Harp Strings vs RAL 110-2
Harp Strings (Benjamin Moore) and RAL 110-2 (RAL Effect) come from different manufacturers. Hue-wise, Harp Strings belongs to the beige-yellow family and RAL 110-2 to the greige-grey family. Their light reflectance values are nearly the same — 72 vs 72 — so neither will read significantly brighter or darker than the other. A ΔE of 22.9 puts these firmly in different territory — two distinct design choices rather than close alternatives. Below you'll find 1 real-room photo comparison where both colors appear side by side, plus 5 simulated room previews.
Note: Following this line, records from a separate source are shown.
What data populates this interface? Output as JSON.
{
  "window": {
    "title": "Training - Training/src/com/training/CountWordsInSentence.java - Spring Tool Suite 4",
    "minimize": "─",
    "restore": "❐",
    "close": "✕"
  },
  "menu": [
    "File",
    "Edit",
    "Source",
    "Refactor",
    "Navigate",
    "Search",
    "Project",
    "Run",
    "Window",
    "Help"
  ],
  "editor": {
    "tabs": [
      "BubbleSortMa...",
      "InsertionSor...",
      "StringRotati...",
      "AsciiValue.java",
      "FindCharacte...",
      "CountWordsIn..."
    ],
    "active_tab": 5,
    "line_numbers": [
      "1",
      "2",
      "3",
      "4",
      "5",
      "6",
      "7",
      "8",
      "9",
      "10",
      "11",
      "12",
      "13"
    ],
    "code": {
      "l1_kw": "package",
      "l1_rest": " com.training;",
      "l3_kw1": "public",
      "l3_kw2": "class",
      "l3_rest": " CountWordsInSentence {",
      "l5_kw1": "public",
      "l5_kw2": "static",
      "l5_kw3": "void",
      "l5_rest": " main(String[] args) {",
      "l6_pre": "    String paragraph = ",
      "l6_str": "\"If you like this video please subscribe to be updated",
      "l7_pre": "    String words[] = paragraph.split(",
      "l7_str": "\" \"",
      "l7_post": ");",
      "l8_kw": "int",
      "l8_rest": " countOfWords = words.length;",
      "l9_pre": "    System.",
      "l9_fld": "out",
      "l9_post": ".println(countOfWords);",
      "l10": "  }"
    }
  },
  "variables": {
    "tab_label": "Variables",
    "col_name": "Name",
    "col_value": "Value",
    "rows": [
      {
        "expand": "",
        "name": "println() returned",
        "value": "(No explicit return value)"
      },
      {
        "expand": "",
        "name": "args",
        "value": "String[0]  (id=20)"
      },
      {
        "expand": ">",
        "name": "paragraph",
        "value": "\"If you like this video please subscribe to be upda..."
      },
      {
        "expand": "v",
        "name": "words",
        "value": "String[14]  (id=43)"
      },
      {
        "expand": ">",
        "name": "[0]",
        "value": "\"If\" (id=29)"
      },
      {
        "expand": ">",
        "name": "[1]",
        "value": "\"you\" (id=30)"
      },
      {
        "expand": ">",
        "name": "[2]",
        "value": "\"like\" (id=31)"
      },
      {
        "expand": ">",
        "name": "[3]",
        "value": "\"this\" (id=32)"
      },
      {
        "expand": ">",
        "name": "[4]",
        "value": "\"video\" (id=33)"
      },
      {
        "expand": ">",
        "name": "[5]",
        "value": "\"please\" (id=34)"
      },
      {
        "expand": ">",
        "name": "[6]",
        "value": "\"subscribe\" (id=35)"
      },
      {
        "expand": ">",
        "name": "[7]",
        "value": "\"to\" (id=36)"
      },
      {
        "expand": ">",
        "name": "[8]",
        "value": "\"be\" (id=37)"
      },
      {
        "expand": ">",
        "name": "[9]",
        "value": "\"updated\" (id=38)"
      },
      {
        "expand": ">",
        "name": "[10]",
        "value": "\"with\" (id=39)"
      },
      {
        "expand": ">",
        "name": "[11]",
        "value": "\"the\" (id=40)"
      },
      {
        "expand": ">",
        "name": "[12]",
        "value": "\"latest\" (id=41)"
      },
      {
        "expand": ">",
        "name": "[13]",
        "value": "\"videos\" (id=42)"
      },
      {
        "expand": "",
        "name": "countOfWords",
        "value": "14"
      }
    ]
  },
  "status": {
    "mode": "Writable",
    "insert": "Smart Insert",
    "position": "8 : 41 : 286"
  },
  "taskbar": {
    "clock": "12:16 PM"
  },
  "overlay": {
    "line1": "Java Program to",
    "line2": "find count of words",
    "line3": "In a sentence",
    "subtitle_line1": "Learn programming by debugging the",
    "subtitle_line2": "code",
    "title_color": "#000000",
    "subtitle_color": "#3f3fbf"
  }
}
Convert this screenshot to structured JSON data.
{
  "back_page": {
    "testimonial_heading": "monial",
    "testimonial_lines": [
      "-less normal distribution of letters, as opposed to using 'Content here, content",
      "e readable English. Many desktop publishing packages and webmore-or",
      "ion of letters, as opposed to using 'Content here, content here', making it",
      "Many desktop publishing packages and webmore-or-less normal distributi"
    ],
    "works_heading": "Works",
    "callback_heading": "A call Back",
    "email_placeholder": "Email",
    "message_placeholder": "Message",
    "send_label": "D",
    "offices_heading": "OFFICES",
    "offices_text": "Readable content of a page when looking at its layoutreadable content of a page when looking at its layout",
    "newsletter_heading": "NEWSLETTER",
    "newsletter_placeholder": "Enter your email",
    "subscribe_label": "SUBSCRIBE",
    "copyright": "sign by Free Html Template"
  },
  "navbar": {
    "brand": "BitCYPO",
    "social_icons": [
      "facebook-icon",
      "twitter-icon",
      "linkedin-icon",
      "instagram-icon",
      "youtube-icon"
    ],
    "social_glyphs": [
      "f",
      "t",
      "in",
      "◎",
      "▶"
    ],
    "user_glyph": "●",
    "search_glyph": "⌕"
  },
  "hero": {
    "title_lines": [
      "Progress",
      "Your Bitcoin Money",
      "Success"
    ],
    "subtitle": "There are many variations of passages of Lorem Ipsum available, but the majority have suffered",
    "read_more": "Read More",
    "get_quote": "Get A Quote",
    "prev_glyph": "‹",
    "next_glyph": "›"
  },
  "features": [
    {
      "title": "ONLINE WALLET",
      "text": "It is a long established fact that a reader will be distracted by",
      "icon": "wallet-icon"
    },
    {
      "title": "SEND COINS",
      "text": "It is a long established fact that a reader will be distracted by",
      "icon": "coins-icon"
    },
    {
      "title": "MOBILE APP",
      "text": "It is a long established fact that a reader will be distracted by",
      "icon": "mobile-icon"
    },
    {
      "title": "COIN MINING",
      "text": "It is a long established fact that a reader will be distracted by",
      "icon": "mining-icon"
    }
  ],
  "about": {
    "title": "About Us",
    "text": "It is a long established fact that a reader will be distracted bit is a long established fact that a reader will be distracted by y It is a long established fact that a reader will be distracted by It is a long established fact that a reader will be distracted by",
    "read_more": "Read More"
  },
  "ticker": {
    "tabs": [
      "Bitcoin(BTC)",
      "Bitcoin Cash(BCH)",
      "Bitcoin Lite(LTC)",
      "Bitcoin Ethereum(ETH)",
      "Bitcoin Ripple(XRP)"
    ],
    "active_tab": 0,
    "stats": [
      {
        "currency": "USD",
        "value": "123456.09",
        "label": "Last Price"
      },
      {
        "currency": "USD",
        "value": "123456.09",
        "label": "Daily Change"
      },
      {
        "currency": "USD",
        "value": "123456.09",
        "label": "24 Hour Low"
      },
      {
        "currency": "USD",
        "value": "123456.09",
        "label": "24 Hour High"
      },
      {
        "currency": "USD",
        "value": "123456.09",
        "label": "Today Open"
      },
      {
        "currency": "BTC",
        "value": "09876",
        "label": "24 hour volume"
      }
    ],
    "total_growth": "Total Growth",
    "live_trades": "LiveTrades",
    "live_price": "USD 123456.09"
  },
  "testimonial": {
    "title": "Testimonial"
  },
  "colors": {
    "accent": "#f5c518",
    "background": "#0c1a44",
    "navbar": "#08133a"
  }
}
Harp Strings vs RAL 110-2 in Real Spaces
1 real room side by side. Seeing Harp Strings and RAL 110-2 in actual rooms makes the difference concrete; browse the spaces below to get a feel for how each color lives on a wall.
House
A full exterior is the most demanding test for a paint color — scale and outdoor light both amplify differences that seem small on a swatch. At this scale, the choice between them becomes clear in a way that a swatch alone can't communicate.
Color Details
Harp Strings vs RAL 110-2 Simulated Comparison
5 simulated room previews — drag the slider on each to see Harp Strings on one side and RAL 110-2 on the other.
Digital color is approximate. These simulations are generated from the manufacturer's hex values and overlaid on grayscale room photos — your screen's calibration, brightness, and viewing angle all affect how they render. Before committing to either color, test physical samples in your own space under the light you actually live with.
More Harp Strings comparisons
See how Harp Strings stacks up against other well-photographed colors across different brands and tones.